Rather than mitigate anti-Palestinian racism in the wake of the February 15 shooting, the Miami Beach Commission continues to propose pro-Israel policies. For instance, they added to their February 26 agenda an item to approve a $50,000 grant to the Center for Combating Antisemitism, launched by the Zionist group StandWithUs in 2019. The vote for the grant was unanimous.
When addressing the February 15 shooting, local social activist groups emphasized the need to prioritize anti-Palestinian racism in Miami Beach and nearby cities. Students for Justice in Palestine at Florida International University, for instance, highlight in a press release the city’s Zionist atmosphere systematically targeting advocates for Palestinians.
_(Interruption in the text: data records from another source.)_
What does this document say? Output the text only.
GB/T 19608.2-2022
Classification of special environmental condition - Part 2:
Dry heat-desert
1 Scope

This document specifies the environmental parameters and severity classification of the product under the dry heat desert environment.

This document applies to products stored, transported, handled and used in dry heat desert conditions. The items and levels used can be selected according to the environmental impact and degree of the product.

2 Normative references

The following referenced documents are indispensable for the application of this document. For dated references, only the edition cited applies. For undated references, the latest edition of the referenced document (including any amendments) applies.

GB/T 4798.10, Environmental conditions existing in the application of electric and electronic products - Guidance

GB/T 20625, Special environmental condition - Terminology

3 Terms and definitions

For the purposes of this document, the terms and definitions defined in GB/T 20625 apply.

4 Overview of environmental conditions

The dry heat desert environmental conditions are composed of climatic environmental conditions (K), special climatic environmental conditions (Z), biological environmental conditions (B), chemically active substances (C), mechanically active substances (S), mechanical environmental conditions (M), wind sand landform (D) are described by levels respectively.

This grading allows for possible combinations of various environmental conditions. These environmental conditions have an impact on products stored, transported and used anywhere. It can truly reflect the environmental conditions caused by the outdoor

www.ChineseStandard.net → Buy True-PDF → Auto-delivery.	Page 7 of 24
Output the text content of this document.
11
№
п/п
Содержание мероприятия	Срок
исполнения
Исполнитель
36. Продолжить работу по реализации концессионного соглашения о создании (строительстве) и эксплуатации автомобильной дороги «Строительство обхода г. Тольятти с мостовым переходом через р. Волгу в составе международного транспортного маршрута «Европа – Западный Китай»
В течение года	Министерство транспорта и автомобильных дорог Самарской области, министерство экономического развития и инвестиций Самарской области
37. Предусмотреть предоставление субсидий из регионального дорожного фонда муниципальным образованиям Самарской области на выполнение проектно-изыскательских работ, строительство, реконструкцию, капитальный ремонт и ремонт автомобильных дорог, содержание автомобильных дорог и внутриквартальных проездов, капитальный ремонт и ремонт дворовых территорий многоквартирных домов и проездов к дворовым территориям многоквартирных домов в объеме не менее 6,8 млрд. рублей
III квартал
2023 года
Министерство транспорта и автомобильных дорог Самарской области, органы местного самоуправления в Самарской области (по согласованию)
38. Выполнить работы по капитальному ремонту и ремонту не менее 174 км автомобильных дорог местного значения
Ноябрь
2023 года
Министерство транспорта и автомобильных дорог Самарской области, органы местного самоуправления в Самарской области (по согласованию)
Jewish Voice for Peace South Florida, which I organize with, argued in a separate press release that the shooting itself was “fueled by a [Miami Beach] city administration” which has celebrated Israel’s genocide of Palestinians while silencing dissent. Both groups were clear: The February 15 shooting ultimately stemmed from the dehumanization of Palestinians.
In advancing these policies, ignoring any criticism and dismissing Palestinian voices, Miami Beach has entangled its citizens in Zionism. In the process, some of its Zionist citizens have begun to emulate the racism and violence inherent to Israel’s existence. Mirroring the land between the river and the sea, Palestinian and Jewish citizens of the city are intertwined. Jewish safety cannot come at the expense of Palestinian lives. Rather than continuing to bolster Zionism and to eliminate Palestinian advocacy, Miami Beach must take seriously the dehumanization of Palestinians in its own right.